- Last Updated: 8:07 AM, July 5, 2012
- Posted: 1:28 AM, July 5, 2012
You go, Katie — a Stepford Wife no more.
Katie Holmes’ nickname among friends was “Dead Eye’’ — an unflattering euphemism for the blank stare that’s glazed the starlet’s face since she was embedded as wife No. 3 to No. 1 Scientologist Tom Cruise.
At the same time, Tom and Katie’s 6-year-old daughter, Suri, was growing into a shopaholic beast.
Suri was so spoiled by parents who didn’t know the meaning of “No,’’ the child was frequently photographed carried by her mom whenever she threw a fit, which was often. At age 4, she had her own iPad, though she was not yet literate.
At 5, Suri still sucked on a pacifier. And by 3, she’d grown so fixated on arch-crunching high heels by Marc Jacobs, which she even wore to the beach, the value of the child’s shoe collection reached an unseemly $150,000. To dry her tears, Katie ordered Suri a custom-made pair of tot-sized Christian Louboutins.
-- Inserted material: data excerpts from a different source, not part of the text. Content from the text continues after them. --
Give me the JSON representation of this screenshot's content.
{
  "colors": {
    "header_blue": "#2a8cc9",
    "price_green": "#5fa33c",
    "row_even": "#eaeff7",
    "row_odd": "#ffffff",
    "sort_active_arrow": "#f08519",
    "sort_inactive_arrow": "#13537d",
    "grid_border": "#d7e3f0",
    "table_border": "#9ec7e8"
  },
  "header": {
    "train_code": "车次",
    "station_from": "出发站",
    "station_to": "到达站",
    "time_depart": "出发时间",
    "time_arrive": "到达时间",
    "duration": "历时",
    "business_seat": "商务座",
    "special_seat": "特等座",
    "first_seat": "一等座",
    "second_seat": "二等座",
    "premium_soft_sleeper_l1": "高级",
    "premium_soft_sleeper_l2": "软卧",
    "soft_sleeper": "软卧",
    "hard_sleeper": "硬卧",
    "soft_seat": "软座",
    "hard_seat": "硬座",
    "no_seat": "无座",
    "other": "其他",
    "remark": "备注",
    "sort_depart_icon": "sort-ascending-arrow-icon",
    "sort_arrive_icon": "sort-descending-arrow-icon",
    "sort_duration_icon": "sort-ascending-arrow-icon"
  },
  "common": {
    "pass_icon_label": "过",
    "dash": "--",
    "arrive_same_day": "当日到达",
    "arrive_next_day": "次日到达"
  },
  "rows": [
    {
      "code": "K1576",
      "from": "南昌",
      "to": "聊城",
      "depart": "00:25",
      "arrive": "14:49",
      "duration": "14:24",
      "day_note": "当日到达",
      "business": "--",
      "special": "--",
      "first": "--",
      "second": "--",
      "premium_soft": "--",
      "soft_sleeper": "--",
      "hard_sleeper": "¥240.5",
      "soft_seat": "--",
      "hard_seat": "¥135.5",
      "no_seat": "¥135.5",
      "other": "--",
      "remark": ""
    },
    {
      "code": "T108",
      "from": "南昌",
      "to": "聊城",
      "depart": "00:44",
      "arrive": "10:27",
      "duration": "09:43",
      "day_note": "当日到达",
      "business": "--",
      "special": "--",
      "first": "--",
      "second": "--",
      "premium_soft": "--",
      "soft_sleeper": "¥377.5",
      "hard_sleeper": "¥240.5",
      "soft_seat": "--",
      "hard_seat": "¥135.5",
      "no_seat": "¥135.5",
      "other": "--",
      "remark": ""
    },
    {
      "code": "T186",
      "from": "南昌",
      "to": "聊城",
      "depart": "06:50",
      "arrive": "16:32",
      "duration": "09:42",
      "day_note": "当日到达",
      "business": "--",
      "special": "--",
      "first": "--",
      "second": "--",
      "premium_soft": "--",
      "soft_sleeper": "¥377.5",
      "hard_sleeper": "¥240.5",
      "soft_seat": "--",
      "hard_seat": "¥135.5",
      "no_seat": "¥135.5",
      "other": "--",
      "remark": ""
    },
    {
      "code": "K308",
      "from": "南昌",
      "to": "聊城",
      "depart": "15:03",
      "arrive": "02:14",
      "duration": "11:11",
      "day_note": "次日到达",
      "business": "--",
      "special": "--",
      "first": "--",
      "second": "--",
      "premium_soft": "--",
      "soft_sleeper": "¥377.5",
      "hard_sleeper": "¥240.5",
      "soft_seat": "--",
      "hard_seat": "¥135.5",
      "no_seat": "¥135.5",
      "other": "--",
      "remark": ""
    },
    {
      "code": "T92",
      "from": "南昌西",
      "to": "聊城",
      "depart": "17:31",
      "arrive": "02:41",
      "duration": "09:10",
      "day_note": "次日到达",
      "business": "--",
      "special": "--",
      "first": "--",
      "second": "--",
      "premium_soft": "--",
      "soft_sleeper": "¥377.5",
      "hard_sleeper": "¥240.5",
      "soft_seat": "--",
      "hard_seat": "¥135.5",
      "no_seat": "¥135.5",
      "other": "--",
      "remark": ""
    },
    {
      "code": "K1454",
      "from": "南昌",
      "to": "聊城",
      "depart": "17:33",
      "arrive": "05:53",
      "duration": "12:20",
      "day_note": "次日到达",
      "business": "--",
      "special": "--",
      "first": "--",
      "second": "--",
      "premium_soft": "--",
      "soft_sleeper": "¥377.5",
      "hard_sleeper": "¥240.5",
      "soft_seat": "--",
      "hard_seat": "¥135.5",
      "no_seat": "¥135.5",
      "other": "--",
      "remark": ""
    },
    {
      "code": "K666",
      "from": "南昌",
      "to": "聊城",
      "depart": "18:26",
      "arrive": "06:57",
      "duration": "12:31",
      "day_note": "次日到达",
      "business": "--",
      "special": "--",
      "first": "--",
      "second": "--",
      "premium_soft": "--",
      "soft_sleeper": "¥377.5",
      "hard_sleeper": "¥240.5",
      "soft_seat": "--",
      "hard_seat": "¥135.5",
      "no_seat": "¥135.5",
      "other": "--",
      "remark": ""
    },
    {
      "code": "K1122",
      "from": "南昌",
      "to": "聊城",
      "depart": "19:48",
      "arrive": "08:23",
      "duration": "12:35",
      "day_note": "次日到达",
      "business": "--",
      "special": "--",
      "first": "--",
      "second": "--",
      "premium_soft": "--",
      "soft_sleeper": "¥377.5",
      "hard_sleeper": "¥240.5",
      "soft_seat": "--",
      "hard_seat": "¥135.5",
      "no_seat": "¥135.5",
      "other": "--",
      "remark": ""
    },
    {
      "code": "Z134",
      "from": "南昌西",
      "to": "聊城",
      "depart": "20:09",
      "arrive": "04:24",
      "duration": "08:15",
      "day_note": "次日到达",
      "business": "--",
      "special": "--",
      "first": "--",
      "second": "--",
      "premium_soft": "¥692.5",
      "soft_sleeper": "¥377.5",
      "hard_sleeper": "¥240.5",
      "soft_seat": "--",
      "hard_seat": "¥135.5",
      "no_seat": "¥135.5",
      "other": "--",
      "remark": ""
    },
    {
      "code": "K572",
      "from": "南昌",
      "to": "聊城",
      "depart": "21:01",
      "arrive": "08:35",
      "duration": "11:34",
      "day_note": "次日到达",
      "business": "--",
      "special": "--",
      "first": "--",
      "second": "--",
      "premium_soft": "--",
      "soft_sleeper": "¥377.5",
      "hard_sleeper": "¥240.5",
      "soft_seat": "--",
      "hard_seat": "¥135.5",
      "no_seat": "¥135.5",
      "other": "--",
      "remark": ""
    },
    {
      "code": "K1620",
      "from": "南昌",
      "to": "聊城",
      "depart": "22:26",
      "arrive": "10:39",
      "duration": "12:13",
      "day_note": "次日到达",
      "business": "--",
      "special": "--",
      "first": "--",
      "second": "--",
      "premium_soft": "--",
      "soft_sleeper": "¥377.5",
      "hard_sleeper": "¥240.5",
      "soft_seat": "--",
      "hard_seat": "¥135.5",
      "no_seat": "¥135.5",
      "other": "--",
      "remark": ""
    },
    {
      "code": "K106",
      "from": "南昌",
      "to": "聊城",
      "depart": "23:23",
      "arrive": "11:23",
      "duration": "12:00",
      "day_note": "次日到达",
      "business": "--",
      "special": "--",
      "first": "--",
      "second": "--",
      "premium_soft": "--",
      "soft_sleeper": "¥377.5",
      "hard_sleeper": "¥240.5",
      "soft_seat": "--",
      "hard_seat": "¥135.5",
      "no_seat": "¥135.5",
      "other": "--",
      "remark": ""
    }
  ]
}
She was never seen with friends her age.
It could have gone on this way until Suri filed for Social Security benefits. But Katie, 33, risked her cushy lifestyle, and possibly her safety, to launch an exit strategy from her loopy marriage to a religious fanatic — some critics say cult worshipper — who just turned 50. She did it for the oldest of reasons:
Katie was hellbent on protecting her kid.
In Hollywood, divorces are more common than sex-change operations. But as Andrew Morton reported in his excellent book “Tom Cruise: An Unauthorized Biography,’’ Katie won an “audition’’ for the role of Tom’s third wife. But recently, she feared Tom was angling to bury Suri to the neck in Scientology, the faith invented by science-fiction writer L. Ron Hubbard.
Now, Katie has done more than rescue her flesh and blood from the clutches of a disturbed dad, and from a church she has grown to despise. She has revealed to the world the dark and icky side of Scientology, a faith that could thrive only in Hollywood.
She waited until Tom was filming a movie in remote Iceland before filing for divorce in Manhattan. It’s a no-nonsense place where she has a shot at keeping her daughter from Tom, a guy who had the gall to publicly ridicule Brooke Shields for taking anti-depressants for the baby blues.
I never thought she had it in her.
When Hubbard died in 1986, the church of Scientology announced that he had discarded his physical body and was “on a planet a galaxy away.’’ In life, Hubbard taught that Xenu, the ruler of the Galactic Confederacy, brought billions of frozen people to Earth 75 million years ago, stacked them around volcanoes and blew them up with hydrogen bombs. A human is an immortal spiritual being — a thetan — trapped on the planet in a “meat body.’’ Some of this knowledge is divulged only to high-level Scientologists.